REPUBLIKA.CO.ID, JAKARTA — Komisi Pemberantasan Korupsi (KPK) dan Lembaga Ilmu Pengetahuan Indonesia (LIPI) merekomendasikan peningkatan dana bantuan untuk partai politik (banpol) yang berasal dari uang negara (APBN). Rekomendasi pembiyaan tersebut dianggap sebagai upaya pencegahan korupsi yang selama ini kerap terjadi di internal parpol.
KPK dan LIPI mengusulkan, banpol dialakokasikan dalam kas bangsa sebesar Rp 16.922 per suara. Deputi Pencegahan KPK Pahala Nainggolan menerangkan, pendanaan parpol oleh APBN perlu mengingat perannya sebagai salah satu institusi bernegara di Indonesia. Menurutnya selama ini, pun parpol menjadi satu-satunya sarana regenerasi kepemimpinan dan rekrutmen politik. Peran parpol tersebut, yang dianggap menjadi kewajiban negara melakukan pembiayaan.
"Sehingga pembiyaan parpol oleh negara secara signifikan diperlukan," ujar Pahala di Gedung KPK, Jakarta, Rabu (11/12).
Pembiyaan parpol oleh negara, pun diterangkan Pahala, sebagai bentuk pengambilalihan kepemilikan parpol oleh negara. Karena selama ini, kata dia, parpol mengandalkan pembiyaan lewat peran para individu pemilik modal yang rentan dijadikan alat transaksi politik dan berisiko koruptif.
"Harapannya, (dengan pembiyaan oleh negara) ke depan parpol benar-benar menjadi infrastruktur demokrasi yang berbadan hukum publik," kata Pahala.
Pahala menjelaskan, rekomendasi KPK tersebut, berasal dari kajian bersama LIPI tentang skema pembiayaan parpol oleh negara. Kongsi kajian tersebut, dilakukan selama satu tahun belakangan. Diterangkan, selama pengkajian, KPK dan LIPI melibatkan 10 parpol pemenang Pemilu 2014. Pelibatan parpol tersebut, agar diketahui tentang seluruh isi dan kebutuhan masing-masing parpol. Termasuk tatacara rekruitmen, dan sumber pendanaannya. Dari hasil pengkajian tersebut, KPK dan LIPI, belakangan hanya menyisakan lima partai.
Yaitu, PDI Perjuangan, Golkar, dan Gerindra, PKB, serta PKS, juga Demokrat. Lima partai tersebut, penguasa 50 persen lebih 575 total kursi di DPR RI 2019-2024 hasil dari Pemilu 2019. Dari kajian di lima partai tersebut, KPK dan LIPI mengambil angka banpol sebesar Rp 16.922 persuara. Pahala menerangkan, angka banpol tersebut, tak dibiayai seluruhnya oleh negara.
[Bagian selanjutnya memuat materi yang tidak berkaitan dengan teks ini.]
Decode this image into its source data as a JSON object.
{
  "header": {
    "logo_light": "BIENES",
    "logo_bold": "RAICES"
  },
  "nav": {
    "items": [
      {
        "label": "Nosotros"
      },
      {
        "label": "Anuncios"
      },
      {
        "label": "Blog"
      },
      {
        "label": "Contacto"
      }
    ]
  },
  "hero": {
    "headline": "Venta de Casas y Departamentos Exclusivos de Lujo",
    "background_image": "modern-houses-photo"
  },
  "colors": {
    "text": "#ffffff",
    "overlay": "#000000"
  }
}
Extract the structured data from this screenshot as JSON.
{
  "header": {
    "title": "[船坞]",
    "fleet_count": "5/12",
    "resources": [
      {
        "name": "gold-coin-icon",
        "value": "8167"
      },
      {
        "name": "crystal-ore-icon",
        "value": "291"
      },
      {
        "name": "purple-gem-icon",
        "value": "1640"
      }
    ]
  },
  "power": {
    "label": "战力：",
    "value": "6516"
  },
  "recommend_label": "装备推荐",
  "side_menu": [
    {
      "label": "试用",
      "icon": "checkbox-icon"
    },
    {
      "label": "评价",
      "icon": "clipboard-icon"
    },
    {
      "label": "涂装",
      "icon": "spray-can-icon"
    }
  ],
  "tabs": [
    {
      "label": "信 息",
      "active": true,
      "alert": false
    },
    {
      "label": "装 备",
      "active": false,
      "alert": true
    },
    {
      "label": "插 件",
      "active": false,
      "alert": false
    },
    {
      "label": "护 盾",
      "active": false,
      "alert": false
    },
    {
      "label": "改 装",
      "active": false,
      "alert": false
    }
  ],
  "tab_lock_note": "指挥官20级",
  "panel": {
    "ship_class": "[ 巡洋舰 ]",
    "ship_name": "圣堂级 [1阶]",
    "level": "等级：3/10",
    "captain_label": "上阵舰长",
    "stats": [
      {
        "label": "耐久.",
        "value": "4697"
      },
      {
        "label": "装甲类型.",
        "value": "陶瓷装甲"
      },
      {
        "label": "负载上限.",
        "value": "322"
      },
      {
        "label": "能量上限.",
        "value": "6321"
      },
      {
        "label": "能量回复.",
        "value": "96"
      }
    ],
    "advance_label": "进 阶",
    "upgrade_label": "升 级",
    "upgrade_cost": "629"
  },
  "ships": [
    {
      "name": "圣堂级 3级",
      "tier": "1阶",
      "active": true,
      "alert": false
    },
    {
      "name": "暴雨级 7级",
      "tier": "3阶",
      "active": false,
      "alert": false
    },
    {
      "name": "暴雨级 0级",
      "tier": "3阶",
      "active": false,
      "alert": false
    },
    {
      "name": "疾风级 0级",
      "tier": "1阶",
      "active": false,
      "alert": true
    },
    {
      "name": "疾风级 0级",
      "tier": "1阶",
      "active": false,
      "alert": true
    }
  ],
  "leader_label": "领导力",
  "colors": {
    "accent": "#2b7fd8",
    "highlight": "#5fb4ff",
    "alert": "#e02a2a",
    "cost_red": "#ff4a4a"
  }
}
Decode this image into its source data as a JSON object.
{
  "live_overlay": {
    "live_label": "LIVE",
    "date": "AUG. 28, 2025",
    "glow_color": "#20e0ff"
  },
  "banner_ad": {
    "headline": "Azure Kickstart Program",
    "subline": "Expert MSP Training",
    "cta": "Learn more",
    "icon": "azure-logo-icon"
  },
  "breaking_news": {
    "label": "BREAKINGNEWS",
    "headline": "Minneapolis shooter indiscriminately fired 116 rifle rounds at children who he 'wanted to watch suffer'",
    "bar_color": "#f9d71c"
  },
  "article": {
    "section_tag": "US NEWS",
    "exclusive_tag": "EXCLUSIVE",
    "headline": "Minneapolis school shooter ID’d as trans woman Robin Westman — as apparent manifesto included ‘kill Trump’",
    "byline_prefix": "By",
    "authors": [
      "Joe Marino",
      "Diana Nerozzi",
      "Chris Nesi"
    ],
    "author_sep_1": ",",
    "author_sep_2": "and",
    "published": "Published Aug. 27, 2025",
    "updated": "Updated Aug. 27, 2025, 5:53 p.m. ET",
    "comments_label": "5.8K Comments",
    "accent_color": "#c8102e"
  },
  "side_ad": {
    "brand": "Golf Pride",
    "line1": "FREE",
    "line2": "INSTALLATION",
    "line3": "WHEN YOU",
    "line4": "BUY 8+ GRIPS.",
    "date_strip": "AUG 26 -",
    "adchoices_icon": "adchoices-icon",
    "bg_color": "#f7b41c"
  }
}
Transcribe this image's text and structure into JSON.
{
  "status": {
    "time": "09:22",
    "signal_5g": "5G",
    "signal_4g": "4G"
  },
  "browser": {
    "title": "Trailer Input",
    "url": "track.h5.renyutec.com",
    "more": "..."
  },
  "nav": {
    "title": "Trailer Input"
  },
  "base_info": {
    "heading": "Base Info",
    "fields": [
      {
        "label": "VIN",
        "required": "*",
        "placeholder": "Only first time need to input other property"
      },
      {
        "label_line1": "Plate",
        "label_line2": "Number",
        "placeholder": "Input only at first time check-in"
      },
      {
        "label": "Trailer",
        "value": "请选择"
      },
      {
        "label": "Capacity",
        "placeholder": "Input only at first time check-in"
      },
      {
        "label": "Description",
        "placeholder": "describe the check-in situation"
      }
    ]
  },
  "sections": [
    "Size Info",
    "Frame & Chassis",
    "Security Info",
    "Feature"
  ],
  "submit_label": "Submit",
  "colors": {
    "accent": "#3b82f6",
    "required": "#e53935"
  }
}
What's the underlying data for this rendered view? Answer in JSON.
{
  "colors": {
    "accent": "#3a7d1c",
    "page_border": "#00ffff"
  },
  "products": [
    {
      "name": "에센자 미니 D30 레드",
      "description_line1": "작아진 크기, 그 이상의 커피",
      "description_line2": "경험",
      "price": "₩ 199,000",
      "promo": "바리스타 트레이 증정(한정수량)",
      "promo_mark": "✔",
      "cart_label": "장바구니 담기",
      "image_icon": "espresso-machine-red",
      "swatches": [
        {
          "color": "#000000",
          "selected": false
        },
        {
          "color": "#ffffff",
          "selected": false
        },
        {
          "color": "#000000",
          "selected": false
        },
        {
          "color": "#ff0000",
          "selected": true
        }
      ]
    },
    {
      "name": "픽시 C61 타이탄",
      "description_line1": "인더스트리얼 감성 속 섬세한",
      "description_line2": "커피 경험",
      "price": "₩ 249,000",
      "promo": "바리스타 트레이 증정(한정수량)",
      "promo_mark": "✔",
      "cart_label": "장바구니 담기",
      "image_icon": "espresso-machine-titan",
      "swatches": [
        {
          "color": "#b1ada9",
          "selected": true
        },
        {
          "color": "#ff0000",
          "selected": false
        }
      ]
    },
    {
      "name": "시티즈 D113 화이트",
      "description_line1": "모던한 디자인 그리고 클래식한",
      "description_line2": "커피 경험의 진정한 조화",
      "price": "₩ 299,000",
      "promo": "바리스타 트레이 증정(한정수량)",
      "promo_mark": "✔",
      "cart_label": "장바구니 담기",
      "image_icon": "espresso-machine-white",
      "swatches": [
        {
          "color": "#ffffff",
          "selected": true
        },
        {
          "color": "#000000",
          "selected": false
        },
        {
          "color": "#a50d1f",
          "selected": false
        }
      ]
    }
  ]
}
Pahala melanjutkan, hasil kajian sementara hanya merekomendasikan pembiayaan lewat APBN sebesar 50 persen dari jumlah suara parpol di tingkat nasional. Pun dana banpol tersebut, tak bisa digunakan serampangan. Rekomendasi KPK dan LIPI menegaskan dana banpol, hanya untuk membiayai sejumlah kegiatan parpol dalam fungsinya sebagai instrumen demokrasi. Bukan untuk dijadikan dana dalam kontestasi politik.
"Bantuan pendanaan negara, hanya untuk membiayai kebutuhan operasional parpol, dan untuk pendidikan parpol. Tidak termasuk untuk kontestasi politik," jelas Pahala.
Adapun mekanisme pemberian bantuannya, kata Pahala dapat dilakukan pada tingkat nasional dan daerah. Pada level nasional, skema pembiayaannya bertahap yang dilakukan saban tahunnya selama lima tahun sesuai periodesasi pemilu.
Pada tahun pertama, pembiyaan diberikan sebesar 30 persen. Di tahun kedua, sebesar 50 persen, dan di tahun ketiga senilai 30 persen. Pada tahap atau tahun keempat, bantuan sebesar 80 persen. Di tahun pergantian, atau kelima, bantuan menjadi 100 persen. KPK dan LIPI menghitung, skema bantuan tersebut, tak membebani APBN.
Karena menurut Pahala, hasil hitungan dengan skema bertahap tersebut, APBN hanya cukup mengalokasikan banpol sebesar Rp 320 miliar. Jumlah tersebut, dengan asumsi suara pemilih dalam Pemilu 2019 sebanyak 126 juta orang.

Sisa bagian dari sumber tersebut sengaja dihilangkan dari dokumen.